No, he's just right about everything. Like he predicts he predicted this pandemic. You are saying this is happening. This is about to happen. Everybody, please listen. Please put in these precautions because of this. No one did it. Right? Here we go. Here's a pandemic.

[01:29:09]

And and he's like, guys, we have to get to zero emissions by 2050. And after that, it's going to be too late. We have to. We have to. We have to. And the fact that these things get politicized instead of all of us just getting on one page, it's so frustrating.

[01:29:24]

I think it's the most maddening thing in a perfect parallel with covid, which was somehow that became a fucking I know issue I know or so handicapped by this whole thing.

[01:29:37]

We are it really scares me because I was also watching John Oliver about the Texas situation. And on Fox, they're blaming the solar and all the windmills and they're blaming it on my quote, liberal green energy.

[01:29:53]

Right. Like, oh, my God, you're talking people out of green energy right now, huh?

[01:29:58]

Yeah. And then also just ignoring that it's actually because they have their own.

[01:30:03]

They're on their own. Right, exactly. They wouldn't have federal involvement, which is a political thing. Yeah.

[01:30:07]

Why is everyone so opposed to things running. Well, I know, I know whether it's going to be.

[01:30:12]

Oh it's crazy. I know. Mhm. Yeah. We got to me and we got to move beyond this political crap. What was I just reading to that. Oh there was a New York Times article this weekend about a guy saying because the left was so trapped in hating Trump that anyone that posed a threat to him or stood up to him, we embraced and then just ignored everything. And he's like, it's just it's nonstop, like we're on a side.

[01:30:44]

So Cuomo, we're just he's like, this stuff isn't new.

[01:30:47]

Oh, the harassment and the bullying and the hiding patients. Like, just a lot of stuff. And I'm all I'm guilty. Yeah, I'm on the left. And I was watching him on TV going like now that's how someone should be talking about Korona and I just more and more, I'm like, God, I'm so susceptible to this, to the power of that to like just oh, it's because there wasn't enough of those people.

[01:31:15]

Right. And why couldn't they all just be doing it then? We could look at people individually. But if everyone's in his camp. But and then someone strays. I don't know. I don't know.

[01:31:26]

But even they pointed out how like the the left fetishizes Europe, which is so true.
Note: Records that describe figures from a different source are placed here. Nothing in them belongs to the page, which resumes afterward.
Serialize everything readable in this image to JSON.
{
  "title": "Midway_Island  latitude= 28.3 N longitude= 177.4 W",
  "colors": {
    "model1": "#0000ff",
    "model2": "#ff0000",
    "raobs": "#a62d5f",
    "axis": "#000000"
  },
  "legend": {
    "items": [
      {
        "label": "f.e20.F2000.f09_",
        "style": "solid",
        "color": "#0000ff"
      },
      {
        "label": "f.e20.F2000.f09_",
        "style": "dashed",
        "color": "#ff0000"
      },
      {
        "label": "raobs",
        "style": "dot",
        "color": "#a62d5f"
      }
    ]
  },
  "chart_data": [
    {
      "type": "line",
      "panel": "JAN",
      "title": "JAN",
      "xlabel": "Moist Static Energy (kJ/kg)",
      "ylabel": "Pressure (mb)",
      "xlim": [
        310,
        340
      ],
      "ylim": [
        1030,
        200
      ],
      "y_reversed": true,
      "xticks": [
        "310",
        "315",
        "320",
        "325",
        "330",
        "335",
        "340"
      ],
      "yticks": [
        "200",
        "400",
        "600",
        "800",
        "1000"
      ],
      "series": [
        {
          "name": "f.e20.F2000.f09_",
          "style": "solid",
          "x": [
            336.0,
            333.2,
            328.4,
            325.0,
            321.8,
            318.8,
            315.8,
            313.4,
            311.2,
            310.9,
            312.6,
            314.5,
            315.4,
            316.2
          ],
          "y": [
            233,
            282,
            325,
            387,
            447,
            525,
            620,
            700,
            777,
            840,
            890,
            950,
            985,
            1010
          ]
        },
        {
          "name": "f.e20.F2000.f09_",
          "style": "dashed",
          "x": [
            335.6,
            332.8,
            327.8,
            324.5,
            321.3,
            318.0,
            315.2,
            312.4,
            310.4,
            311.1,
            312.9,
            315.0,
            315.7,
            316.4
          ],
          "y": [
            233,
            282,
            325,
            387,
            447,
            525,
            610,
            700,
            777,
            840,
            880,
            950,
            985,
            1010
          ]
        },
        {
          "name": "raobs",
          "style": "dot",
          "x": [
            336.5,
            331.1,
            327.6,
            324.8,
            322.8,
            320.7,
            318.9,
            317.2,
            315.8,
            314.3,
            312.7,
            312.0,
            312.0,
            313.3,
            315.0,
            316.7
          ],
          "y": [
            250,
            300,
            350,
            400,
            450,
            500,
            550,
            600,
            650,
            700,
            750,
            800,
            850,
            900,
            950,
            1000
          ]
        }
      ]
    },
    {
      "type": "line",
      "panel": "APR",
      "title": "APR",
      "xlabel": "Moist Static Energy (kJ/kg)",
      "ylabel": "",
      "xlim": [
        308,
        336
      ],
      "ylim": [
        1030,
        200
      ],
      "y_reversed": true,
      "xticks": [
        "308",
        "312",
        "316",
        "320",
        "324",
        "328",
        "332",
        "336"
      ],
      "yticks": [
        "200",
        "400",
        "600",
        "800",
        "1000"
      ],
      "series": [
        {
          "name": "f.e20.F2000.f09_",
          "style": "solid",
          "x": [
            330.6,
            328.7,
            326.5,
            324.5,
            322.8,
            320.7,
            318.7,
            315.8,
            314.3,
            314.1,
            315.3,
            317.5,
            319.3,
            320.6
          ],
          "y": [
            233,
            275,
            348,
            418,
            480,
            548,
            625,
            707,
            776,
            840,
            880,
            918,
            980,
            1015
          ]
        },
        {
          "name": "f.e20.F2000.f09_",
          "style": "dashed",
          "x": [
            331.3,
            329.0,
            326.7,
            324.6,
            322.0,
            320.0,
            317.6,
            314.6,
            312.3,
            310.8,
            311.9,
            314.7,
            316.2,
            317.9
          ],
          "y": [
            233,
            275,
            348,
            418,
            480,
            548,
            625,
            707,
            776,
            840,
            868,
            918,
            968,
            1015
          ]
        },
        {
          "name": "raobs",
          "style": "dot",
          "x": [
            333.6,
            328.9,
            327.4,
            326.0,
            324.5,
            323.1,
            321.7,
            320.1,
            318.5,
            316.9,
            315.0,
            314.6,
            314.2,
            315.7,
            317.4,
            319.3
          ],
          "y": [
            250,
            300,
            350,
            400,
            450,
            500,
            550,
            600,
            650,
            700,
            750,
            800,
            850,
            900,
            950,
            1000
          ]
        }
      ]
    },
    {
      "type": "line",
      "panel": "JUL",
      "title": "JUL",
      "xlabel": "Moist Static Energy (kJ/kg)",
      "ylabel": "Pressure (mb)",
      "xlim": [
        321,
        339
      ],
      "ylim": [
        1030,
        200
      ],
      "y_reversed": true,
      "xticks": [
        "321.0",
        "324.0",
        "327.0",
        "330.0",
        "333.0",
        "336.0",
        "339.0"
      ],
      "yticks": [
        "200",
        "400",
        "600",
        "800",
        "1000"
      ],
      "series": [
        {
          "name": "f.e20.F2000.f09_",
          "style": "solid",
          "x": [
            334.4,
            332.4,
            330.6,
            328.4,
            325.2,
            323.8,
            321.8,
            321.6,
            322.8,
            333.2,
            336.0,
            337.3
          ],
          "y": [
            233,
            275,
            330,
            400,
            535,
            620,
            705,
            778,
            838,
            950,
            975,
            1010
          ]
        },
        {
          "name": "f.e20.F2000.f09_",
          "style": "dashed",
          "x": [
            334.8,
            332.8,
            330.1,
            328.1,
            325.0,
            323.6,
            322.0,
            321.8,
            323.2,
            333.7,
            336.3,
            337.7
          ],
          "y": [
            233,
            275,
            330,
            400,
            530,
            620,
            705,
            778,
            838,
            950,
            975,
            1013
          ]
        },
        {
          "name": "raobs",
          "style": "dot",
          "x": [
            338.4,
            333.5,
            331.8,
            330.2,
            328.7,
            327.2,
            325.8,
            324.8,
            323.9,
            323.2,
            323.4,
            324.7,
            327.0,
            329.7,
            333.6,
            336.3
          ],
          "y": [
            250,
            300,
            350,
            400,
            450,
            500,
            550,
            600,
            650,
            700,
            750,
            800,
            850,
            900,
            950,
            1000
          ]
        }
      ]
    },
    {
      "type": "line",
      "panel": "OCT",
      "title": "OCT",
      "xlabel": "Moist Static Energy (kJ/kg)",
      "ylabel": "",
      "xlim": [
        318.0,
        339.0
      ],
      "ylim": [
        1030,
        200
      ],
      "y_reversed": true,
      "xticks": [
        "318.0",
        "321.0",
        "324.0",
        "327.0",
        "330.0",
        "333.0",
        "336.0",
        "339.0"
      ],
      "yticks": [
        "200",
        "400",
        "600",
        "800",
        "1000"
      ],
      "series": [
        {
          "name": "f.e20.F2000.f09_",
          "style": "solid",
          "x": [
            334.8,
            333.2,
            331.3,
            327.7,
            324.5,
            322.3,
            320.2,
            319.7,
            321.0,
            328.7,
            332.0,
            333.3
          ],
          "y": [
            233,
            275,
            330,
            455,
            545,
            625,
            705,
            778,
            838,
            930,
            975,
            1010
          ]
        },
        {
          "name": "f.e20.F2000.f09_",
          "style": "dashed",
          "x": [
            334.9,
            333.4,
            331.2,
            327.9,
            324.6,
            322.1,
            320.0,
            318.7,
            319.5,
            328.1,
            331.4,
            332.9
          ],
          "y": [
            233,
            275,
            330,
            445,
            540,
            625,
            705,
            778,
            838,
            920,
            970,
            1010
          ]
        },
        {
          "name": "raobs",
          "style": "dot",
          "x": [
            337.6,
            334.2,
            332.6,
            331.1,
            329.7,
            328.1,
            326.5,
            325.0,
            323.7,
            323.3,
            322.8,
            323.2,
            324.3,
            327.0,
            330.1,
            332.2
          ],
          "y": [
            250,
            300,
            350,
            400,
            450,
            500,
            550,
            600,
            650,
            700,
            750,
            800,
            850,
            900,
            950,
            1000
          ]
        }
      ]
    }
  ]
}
I do all the time. And so, like, we were pointing so hard to Europe as being the way to do covid and they're completely failing the vaccine thing, like we're doing much better in the vaccine. But no one can report on that because it's against we like to fight it. It's the whole thing is just like I just think if I'm as trapped in it.

[01:31:52]

Yeah. And I think I'm someone who likes the challenge being trapped in it. I just think we're also fucking trapped in it. Yeah. It's going through such a dense filter.

[01:32:02]

It oh. Oh well on that said OK, that's no between the surgery. The moral dilemma about the. And now, Trappe, we are in our political identity. We love you. We bid you adieu.